SSH authentication using a YubiKey on Windows

The YubiKey 4 and YubiKey NEO support the OpenPGP interface for smart cards which can be used with GPG4Win for encryption and signing, as well as for SSH authentication. These in turn can be used by several other useful tools, like Git, pass, etc. This guide will help you set up the required software for getting things to work.

GPG4Win

First things first. The core of everything is GPG4Win. Install the latest version. You will also need to autostart gpg-connect-agent.exe (which comes with GPG4Win) when your computer starts. You can do this by creating a shortcut to "C:\Program Files (x86)\GNU\GnuPG\gpg-connect-agent.exe" /bye and placing it in your Startup program group in your Start menu. Changing the Run: setting from Normal window to Minimized makes it slightly less obtrusive at login.

If you haven’t already, you will need to setup a PGP key on your NEO.

GPG4Win’s smart card support is not rock solid; occasionally you might get error messages when trying to access the YubiKey. It might happen after removing and re-inserting the YubiKey, or after your computer has been in sleep mode, etc. This can be resolved by restarting gpg-agent using the following commands:

gpg-connect-agent killagent /bye
gpg-connect-agent /bye

You might want to put these commands in a BAT-file for quick access.

Enable SSH authentication

GPG4Win has support for SSH authentication built-in, which is compatible with the Pageant protocol used by PuTTY. By enabling this support GPG4Win can act as a drop-in replacement for Pageant. Enabling this is done by creating (or editing) the gpg-agent.conf file and adding the following line to it:

enable-putty-support

The file is found in the gnupg directory: %APPDATA%\gnupg\ (at least on Windows 10). The gpg-agent will need to be restarted (as described in the previous section) for this change to take effect. Once enabled, any application which supports SSH authentication using Pageant should "just work".

PuTTY

If you’ve installed GPG4Win and enabled PuTTY support, then PuTTY should work out of the box. You can download and install PuTTY here.

Git

For Git there are two options. Either install Cygwin and use Git from within that shell, or install Git for Windows. The first approach might be desirable if you’re planning on using Cygwin anyway. If so, just add Git to the packages to install when installing Cygwin. During the installation you will be asked if you prefer to use OpenSSH (recommended) or PuTTY. As we wish to use GPG4Win for SSH authentication you need to select PuTTY.

Cygwin

Cygwin provides a Unix-like terminal with several useful tools, like Git, SSH, and so on.. It is recommended to keep the installer around, as it can be re-run to add or remove packages from Cygwin.
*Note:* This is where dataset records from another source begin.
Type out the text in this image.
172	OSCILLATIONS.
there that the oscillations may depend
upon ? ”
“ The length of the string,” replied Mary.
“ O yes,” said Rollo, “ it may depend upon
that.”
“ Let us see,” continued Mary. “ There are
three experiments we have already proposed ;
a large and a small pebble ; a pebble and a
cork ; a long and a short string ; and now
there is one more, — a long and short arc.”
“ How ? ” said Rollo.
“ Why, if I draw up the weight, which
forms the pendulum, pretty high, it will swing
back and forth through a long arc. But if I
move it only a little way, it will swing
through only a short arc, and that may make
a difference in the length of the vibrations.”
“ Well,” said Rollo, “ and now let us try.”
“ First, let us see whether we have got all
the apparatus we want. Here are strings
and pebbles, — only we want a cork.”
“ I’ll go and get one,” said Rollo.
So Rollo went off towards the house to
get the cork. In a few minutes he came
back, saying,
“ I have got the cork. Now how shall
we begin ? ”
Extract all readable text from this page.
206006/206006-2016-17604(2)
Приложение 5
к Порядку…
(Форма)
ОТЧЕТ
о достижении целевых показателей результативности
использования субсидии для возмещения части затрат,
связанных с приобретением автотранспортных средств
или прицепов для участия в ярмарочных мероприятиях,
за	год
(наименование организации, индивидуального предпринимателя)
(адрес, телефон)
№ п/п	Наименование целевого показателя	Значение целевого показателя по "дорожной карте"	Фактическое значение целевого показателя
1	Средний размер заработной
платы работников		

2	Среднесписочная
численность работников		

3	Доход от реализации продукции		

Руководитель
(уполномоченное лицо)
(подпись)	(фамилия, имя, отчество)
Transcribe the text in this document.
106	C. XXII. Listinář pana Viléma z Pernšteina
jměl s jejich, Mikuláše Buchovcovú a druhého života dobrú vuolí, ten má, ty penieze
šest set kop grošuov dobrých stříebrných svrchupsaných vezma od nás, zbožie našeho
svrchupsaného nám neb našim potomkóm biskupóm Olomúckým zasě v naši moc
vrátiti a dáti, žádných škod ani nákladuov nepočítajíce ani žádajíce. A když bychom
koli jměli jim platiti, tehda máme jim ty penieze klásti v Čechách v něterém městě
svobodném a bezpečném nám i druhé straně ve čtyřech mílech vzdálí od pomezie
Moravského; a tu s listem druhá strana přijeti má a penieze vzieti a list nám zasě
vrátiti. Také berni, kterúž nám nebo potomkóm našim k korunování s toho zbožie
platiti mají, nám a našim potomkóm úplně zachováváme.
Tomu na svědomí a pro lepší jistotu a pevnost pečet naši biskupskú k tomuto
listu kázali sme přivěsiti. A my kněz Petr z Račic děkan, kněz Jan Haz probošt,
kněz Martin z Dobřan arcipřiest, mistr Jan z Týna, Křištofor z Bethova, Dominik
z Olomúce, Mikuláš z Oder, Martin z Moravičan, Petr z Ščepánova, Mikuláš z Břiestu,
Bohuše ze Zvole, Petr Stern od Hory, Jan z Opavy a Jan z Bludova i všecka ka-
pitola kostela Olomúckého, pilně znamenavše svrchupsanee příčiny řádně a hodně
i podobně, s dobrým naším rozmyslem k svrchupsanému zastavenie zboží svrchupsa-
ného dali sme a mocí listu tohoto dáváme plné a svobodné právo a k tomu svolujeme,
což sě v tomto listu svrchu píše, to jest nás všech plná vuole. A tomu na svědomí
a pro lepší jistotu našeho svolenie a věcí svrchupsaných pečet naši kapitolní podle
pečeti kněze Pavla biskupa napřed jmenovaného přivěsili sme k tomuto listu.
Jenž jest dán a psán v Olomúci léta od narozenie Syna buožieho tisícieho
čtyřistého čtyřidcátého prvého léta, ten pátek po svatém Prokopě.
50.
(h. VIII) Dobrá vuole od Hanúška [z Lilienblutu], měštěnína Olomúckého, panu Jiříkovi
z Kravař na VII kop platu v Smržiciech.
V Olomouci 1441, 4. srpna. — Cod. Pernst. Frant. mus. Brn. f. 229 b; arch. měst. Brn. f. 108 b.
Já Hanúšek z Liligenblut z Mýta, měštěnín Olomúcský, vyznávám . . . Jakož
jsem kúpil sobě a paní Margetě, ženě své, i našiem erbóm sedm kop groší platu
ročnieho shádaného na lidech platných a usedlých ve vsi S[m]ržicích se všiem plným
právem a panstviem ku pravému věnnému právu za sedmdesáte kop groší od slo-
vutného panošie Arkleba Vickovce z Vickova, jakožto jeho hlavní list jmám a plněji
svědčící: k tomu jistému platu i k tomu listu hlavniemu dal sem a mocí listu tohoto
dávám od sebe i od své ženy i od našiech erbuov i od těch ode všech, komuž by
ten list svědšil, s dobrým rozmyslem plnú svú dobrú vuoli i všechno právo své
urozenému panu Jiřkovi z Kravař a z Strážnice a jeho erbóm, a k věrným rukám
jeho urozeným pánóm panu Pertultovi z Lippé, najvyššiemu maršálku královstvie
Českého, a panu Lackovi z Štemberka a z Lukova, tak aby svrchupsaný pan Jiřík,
During installation, you will be asked which packages to install. Make sure to not install gpg, as we wish to use the already installed GPG4Win. Do make sure to install ssh-pageant to allow the included ssh client to use the NEO for authentication. Once installed, open a Cygwin shell and edit the ~/.bashrc file adding the following to the bottom:

# ssh-pageant #
eval $(/usr/bin/ssh-pageant -r -a "/tmp/.ssh-pageant-$USERNAME")

Pass

Pass is a lightweight command-line password manager that uses GPG for encrypting data, and Git for version control and distribution. It requires Cygwin to run on Windows, as well as the following packages for Cygwin (re-run the installer to select these if they are not already installed): make and tree. With those additional packages installed, download the source distribution (tarball) of the latest release of pass from here. Using a Cygwin terminal, extract the archive using the command: tar xfa <filename>.tar.xz Change into the extracted directory and run: make install If the installation didn’t install the bash-completion file, do so manually by running: cp src/completion/pass.bash-completion /etc/bash_completion.d/pass

Misc

Bash completion for gpg might be broken under cygwin due to GPG4Win outputting carriage returns in its --dump-options command (which shows up as ^M after each completed command). This can be fixed by editing /etc/bash_completion.d/gpg and adding | sed "s/\r$//" after the gpg --dump-options command.